Beredar dugaan sejumlah pembunuhan dilakukan dengan sengaja oleh polisi, untuk menghindari rumitnya proses penyelidikan. Duterte sudah lama dituduh menggunakan perang melawan narkoba sebagai alasannya untuk menghabisi lawan-lawan politiknya.
Sebuah headline koran pada Kamis lalu memuat pernyataan Duterte yang menyerukan agar 'politisi korup' untuk mengundurkan diri atau menghadapi kematian.
Duterte secara terbuka menuduh Senator Leila De Lima mendapatkan manfaat dari jaringan narkoba di dalam penjara Manila.
Duterte juga menyebut, sang senator punya video seks dan memiliki hubungan terlarang dengan sopir atau terduga pelaku kriminal lainnya.
Rakyat 'Terbelah'
Jajak pendapat mengatakan, mayoritas rakyat Filipina mendukung perang narkoba Duterte. Mereka yang setuju mengaku, tindakan itu membuat lingkungannya kian aman.
Namun, warga pemukiman padat lagi kumuh di Manila tak sependapat. Menurut mereka, pembunuhan tersebut tak adil.
"Kadang mereka membunuh 10 hingga 20 kali dalam sehari. Aku takut. Saat ini kita tak tahu siapa kawan dan lawan," kata seorang perempuan.
Di sekitar bangunan di mana peti mati Francis dan Domingo Manosca disemayamkan, kerabat bermain kartu, bukan untuk berjudi melainkan mengumpulkan uang sekitar US$ 900 untuk biaya pemakaman.

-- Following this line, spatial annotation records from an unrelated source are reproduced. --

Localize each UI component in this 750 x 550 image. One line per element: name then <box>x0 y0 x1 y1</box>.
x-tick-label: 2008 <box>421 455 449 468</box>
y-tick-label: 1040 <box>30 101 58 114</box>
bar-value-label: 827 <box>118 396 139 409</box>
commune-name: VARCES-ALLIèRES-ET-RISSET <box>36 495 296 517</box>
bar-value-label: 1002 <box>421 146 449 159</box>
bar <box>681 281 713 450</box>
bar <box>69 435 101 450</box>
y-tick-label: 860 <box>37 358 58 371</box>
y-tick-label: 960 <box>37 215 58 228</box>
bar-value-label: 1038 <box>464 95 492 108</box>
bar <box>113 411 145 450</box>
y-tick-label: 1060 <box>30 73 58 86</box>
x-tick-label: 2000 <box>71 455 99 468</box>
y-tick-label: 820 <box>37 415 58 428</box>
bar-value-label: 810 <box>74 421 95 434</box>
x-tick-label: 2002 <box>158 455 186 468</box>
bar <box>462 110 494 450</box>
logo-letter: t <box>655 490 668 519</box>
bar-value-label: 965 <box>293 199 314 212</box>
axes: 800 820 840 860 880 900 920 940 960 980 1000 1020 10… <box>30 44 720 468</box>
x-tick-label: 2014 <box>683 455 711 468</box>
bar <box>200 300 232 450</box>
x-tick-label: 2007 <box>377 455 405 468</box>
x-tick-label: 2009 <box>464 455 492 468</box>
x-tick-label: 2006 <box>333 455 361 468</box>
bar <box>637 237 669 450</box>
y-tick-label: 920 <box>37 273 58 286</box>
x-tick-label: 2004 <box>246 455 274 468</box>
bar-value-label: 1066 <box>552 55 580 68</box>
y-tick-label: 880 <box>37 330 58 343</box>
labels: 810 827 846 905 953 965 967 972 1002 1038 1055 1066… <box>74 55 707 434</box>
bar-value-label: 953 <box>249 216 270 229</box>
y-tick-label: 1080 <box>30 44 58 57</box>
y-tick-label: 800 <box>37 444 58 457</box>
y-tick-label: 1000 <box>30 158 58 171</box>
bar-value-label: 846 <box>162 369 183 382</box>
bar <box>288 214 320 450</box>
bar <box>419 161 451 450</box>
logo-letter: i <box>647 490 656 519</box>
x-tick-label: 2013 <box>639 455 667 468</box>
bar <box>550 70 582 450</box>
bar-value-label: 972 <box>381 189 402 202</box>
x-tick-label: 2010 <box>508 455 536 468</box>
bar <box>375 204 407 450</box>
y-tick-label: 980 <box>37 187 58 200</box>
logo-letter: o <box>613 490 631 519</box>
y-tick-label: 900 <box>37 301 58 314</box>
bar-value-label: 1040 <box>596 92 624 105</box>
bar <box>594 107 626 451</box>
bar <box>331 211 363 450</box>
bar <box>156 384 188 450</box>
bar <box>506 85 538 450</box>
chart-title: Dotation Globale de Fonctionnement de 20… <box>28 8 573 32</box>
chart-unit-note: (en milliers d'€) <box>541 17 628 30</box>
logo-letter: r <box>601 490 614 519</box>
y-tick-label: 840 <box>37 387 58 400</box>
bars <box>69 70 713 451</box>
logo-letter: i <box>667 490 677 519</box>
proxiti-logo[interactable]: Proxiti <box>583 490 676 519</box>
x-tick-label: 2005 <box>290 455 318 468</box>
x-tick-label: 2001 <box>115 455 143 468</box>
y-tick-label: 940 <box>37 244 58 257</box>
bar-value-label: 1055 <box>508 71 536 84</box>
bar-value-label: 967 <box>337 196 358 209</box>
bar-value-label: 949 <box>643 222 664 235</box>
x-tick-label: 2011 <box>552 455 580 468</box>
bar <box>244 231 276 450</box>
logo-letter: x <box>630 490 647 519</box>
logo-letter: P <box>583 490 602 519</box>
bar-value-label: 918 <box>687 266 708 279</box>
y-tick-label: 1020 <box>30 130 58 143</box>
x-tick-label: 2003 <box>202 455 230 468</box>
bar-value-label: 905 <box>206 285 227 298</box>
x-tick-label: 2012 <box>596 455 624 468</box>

Uang yang setara dengan Rp 12 juta tersebut jumlahnya tiga kali lipat dari pendapatan Domingo, yang berprofesi sebagai pengayuh becak, dalam setahun.
Dua anak ayam hidup di peti mati sang bocah melambangkan bahwa keluarganya akan menuntut keadilan bagi mendiang.
Sang ibu mengatakan, Francis adalah anak yang bahagia dan akan mulai bersekolah tahun depan.
Di sebuah lokasi kumuh di Pasay City itu, para bocah kerap mengemis untuk mendapatkan recehan. Namun, Francis dikenal dengan kemampuannya menari -- untuk mendapatkan uang 1 peso.
Ibu Domingo, Maria Musabia mengatakan, putranya mulai menggunakan shabu atau meth ketika berusia 29 tahun.
Barang haram itu populer di kalangan warga miskin Filipina sebagai cara untuk meningkatkan energi dan menahan lapar.
Enam bulan lalu, saat Duterte mulai meluncurkan perang melawan narkoba, Domingo berhenti menggunakan shabu dan menyerahkan diri ke polisi.
Setelah diperiksa, polisi mengizinkannya bebas. Keluarganya mengatakan, Domingo tak lagi mengonsumsi barang haram -- ngeri dengan ancaman pembunuhan yang dilontarkan Duterte. "Keluarga kami butuh bantuan," kata Musabia.